こいつ普段はクール気取ってるが総悟に対してはコレだもんな…。

年が近い同士これも一種の交流だろうと考えることにして、藤堂が隠れている縁側に腰掛けた。煙草を手に煙を吐き出してから、「そういや」と口を開く。


「総悟なら出てったぞ、拘留人連れて」
「……は?」


その言葉を聞いて藤堂は間抜け面を床下から覗かせる。


「昨日おめーの隊が捕まえたストーカーのガキだよ。面白がって連れ出しやがった」
「……拘留してんのに連れ出したのかよ総悟さん」
「まぁ逃げ出せねーだろ、あの総悟からにゃ」
「まあな」


屯所に沖田がいないと分かると藤堂は安心した様子で床下から出てくる。隊の中で苦労している自覚があった土方は藤堂に対しても同じような匂いを感じ取っていた。


「お前若いのに苦労してんな」
「……もうやだこんな生活」



▼△▼



藤堂がそう嘆いた翌日、案外そんな生活に終わりが迎えられそうであった。しかし覚えがない藤堂は戸惑うばかり。そう、沖田からの命令が今日一日全く下っていないのである。
目が合ってもスルーされる事態に身構えていた藤堂は拍子抜けもいいところだ。
沖田のことだから何か企てているのではないかと無闇に安心することも出来ずにいた藤堂だが、その日の夕方にある場面に出くわす。


「おい奴隷、茶ァ」
「はい!」


沖田の散々な呼び名に傷付く様子も見せず、平然と命令を聞いて台所へと向かっていくは、先日藤堂たちが捕えたストーカー疑いの女――陽だった。

今、“奴隷”と言っていなかったか。

藤堂は聞き間違いだろうかと己の耳を疑う。立ち尽くしてしまいろくに反応出来なかった藤堂に、沖田が気付いたのか視線を寄越した。反射神経で思わずビクつく藤堂だが、やはりというか沖田はいつものように藤堂に命令してこなかった。


「何でィ、アホ面かまして」
「……いや…総悟さん……いつの間に奴隷にしたの…アレ」
「昨日」


奴隷であることは否定してこないのか。


「そ、そう…流石っつーか何つーか。一日でモノにしちまうんだな」


女を傍に置いておきたくはない藤堂にはとても理解しきれないことだ。確かに沖田は持ち前のドSを発揮して女を虜にさせてきたのを見たことがあるけれど。昨日屯所から連れ出していったい彼女に何をしたのだろうか。
藤堂が拙い想像を脳内で繰り広げるものの、沖田は平然と「いや、」と否定の言葉を零した。


「モノにしたってェより、アイツが進んでモノになってきたっつーか」
「…………は?」
「冗談で聞いたんだがな、俺も。『俺の奴隷になれんのか』って。そしたらアイツ真っ直ぐと俺見て頷きやがるから」
「………」


何だそれは。では彼女が沖田に骨抜きにされたわけでも従わざる弱みを握られたわけでもなく、単に質問に答えたのか。「奴隷になれる」と。

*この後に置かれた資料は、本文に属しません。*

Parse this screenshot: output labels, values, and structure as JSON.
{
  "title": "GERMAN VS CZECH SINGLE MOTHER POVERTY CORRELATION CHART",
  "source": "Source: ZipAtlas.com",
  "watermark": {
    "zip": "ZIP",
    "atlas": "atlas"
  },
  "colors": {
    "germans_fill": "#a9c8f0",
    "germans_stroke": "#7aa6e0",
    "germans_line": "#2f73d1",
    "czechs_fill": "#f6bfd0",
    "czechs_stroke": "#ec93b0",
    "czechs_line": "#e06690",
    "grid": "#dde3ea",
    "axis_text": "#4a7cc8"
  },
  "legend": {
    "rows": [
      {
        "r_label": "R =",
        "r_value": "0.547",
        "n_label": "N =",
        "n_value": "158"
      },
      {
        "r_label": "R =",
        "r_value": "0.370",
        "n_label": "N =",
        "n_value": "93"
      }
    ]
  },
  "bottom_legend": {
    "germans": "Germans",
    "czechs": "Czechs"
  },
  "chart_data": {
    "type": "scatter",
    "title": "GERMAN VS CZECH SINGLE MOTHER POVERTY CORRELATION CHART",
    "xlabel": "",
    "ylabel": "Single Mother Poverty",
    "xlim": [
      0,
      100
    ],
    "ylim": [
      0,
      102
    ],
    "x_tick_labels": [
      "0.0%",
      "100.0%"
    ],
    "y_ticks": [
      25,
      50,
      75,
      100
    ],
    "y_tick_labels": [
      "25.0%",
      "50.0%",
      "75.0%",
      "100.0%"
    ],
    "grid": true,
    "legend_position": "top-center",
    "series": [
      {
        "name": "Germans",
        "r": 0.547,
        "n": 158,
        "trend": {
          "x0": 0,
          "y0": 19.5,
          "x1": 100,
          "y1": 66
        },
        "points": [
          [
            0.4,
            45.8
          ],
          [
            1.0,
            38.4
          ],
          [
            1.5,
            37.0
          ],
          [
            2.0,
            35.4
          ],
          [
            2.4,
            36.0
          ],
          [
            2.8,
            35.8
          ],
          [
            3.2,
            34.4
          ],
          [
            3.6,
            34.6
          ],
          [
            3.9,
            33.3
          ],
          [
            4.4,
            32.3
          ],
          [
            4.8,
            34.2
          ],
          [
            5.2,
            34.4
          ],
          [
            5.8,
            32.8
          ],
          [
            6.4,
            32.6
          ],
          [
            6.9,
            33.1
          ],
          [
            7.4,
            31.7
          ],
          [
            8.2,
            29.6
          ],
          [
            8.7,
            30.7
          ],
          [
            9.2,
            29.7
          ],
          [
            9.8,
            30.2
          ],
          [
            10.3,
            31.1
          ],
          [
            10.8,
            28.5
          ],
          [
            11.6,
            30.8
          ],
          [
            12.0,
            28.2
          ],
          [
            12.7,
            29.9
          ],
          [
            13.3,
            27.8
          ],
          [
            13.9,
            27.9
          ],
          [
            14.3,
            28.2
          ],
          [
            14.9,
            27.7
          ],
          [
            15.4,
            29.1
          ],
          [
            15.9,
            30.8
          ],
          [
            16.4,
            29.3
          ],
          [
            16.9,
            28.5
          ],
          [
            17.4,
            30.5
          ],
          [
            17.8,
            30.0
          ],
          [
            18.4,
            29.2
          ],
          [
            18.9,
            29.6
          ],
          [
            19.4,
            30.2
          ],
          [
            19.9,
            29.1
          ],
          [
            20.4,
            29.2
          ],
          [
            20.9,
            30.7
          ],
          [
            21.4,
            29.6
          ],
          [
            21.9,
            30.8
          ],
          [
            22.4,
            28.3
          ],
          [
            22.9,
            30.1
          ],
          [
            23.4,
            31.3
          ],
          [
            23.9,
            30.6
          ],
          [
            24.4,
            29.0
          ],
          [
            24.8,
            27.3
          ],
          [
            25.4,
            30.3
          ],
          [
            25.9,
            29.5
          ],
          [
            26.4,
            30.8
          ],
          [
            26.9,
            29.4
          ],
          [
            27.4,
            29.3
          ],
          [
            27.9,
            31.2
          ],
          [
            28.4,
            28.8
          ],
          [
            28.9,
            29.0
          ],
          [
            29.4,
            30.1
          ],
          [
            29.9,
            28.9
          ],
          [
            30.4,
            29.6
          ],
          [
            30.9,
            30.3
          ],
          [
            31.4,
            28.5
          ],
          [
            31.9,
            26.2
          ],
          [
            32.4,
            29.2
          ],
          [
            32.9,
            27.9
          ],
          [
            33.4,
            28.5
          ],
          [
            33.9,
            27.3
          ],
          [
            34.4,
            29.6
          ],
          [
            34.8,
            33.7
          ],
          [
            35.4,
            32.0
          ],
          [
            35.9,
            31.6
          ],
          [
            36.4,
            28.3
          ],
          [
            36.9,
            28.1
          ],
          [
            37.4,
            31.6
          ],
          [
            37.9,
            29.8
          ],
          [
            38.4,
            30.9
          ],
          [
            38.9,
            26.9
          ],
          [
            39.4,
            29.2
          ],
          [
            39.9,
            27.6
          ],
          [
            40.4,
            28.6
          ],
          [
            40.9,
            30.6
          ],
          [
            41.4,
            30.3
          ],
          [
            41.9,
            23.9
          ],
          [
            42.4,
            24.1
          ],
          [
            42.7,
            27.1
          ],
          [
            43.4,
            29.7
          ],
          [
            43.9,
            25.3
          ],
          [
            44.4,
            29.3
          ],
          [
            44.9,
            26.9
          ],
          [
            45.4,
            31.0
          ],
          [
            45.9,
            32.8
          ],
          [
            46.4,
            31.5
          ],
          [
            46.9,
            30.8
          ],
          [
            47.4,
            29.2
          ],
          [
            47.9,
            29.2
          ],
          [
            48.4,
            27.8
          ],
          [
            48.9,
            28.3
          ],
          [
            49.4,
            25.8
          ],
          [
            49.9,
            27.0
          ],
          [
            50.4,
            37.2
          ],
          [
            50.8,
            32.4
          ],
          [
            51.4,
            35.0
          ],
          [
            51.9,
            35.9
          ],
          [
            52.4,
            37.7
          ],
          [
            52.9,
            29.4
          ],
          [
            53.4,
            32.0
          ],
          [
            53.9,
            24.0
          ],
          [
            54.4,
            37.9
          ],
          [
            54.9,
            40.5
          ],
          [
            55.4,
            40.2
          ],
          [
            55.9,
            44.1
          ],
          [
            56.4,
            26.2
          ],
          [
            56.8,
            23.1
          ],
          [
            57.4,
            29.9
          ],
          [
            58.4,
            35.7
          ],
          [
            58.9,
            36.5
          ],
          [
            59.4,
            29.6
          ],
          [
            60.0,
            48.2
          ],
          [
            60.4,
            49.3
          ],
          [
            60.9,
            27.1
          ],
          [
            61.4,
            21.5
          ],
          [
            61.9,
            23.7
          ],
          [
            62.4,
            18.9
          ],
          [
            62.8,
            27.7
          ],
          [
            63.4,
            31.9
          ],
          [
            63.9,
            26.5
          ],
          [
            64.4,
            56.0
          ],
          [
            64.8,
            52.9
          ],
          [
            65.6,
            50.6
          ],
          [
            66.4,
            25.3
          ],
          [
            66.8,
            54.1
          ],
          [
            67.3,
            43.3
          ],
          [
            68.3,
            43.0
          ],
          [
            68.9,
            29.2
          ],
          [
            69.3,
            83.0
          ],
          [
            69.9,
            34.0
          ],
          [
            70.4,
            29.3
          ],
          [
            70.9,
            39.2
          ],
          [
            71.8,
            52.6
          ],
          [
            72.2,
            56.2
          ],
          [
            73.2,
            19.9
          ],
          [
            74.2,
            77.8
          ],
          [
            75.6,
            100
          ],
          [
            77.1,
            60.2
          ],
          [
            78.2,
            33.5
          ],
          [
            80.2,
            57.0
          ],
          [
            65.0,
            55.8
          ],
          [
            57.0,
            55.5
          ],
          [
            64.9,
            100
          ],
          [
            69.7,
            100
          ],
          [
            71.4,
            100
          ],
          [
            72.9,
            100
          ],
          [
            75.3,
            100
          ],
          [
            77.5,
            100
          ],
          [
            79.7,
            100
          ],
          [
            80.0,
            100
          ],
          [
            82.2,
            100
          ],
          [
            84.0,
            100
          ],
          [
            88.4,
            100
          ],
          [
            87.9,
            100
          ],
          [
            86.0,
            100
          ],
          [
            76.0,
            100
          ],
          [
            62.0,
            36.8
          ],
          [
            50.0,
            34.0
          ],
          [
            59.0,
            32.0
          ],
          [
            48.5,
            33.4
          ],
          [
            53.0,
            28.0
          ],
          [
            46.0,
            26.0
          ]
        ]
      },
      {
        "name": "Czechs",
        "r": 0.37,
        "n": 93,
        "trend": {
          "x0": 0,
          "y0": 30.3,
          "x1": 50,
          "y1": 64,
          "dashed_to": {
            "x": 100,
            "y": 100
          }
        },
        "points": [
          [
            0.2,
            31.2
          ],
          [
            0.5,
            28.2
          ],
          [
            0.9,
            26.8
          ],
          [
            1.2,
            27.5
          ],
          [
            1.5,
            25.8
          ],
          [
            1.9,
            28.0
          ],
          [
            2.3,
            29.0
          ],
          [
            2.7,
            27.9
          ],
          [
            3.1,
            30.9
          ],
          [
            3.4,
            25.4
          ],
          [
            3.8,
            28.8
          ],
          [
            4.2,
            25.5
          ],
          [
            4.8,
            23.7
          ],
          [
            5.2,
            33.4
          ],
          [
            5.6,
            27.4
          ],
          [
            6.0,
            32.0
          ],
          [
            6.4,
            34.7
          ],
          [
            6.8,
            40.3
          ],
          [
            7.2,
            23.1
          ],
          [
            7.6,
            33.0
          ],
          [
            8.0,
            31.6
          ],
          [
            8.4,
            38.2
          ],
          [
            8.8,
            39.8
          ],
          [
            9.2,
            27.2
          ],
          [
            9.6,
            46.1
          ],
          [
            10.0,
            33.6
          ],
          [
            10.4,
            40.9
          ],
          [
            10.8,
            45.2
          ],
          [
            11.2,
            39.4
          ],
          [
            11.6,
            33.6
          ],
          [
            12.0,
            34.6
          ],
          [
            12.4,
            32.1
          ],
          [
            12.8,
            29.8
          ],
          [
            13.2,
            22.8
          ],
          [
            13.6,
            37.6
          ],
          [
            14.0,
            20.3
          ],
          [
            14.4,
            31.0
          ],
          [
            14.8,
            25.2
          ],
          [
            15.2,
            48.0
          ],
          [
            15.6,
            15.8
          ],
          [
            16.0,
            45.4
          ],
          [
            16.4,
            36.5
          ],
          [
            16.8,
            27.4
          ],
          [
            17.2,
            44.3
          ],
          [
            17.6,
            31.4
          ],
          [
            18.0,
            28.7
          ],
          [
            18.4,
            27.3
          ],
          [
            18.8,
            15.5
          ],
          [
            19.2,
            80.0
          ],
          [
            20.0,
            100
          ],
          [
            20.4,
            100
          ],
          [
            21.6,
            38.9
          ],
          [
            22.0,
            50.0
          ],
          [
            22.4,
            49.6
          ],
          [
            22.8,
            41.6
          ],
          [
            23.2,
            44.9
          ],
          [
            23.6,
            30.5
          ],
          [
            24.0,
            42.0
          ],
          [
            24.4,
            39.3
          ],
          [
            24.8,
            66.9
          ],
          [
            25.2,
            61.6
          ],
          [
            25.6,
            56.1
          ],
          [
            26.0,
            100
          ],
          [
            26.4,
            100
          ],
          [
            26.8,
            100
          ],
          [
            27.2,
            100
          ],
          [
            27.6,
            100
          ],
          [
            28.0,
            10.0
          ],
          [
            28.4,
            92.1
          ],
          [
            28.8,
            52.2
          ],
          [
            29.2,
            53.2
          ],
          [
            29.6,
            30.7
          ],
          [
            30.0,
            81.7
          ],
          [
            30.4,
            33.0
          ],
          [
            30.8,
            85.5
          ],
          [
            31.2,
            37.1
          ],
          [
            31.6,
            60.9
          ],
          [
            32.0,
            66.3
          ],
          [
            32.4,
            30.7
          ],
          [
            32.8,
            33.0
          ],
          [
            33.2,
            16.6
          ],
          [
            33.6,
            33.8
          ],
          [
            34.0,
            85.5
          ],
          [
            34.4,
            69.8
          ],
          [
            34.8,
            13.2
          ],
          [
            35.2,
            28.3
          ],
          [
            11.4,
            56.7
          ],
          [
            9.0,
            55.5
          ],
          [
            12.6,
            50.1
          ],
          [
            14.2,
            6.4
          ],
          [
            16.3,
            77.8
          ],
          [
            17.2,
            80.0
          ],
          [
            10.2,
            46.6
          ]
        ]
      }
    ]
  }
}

「俺も手懐けた覚えもねェし全然手応えねェが、まぁ言う事聞くし暫くは暇潰しになるだろ」
「……」


沖田本人でさえ少なからず困惑しているというのに、あの女。流石ストーカーと疑われ捕まっただけのことはあると思うべきなのか。
きっと沖田の甘いフェイスに騙されたのだろう。そうに違いない。この男の本性をろくに知らずに軽々と奴隷になるだなんて宣ったに違いない。


(馬鹿だ、あいつ)


沖田の言いなりになることがどれ程大変なことか知りもしないで、自らこの沼に飛び込んでくるなんて。


(稀代の馬鹿だ)



――…まぁ、これで自分が苦労しなくなるんなら良いかと思った藤堂だったが
陽がいない日はいつも通り沖田の下僕として扱われることに変わりは無かったのだった。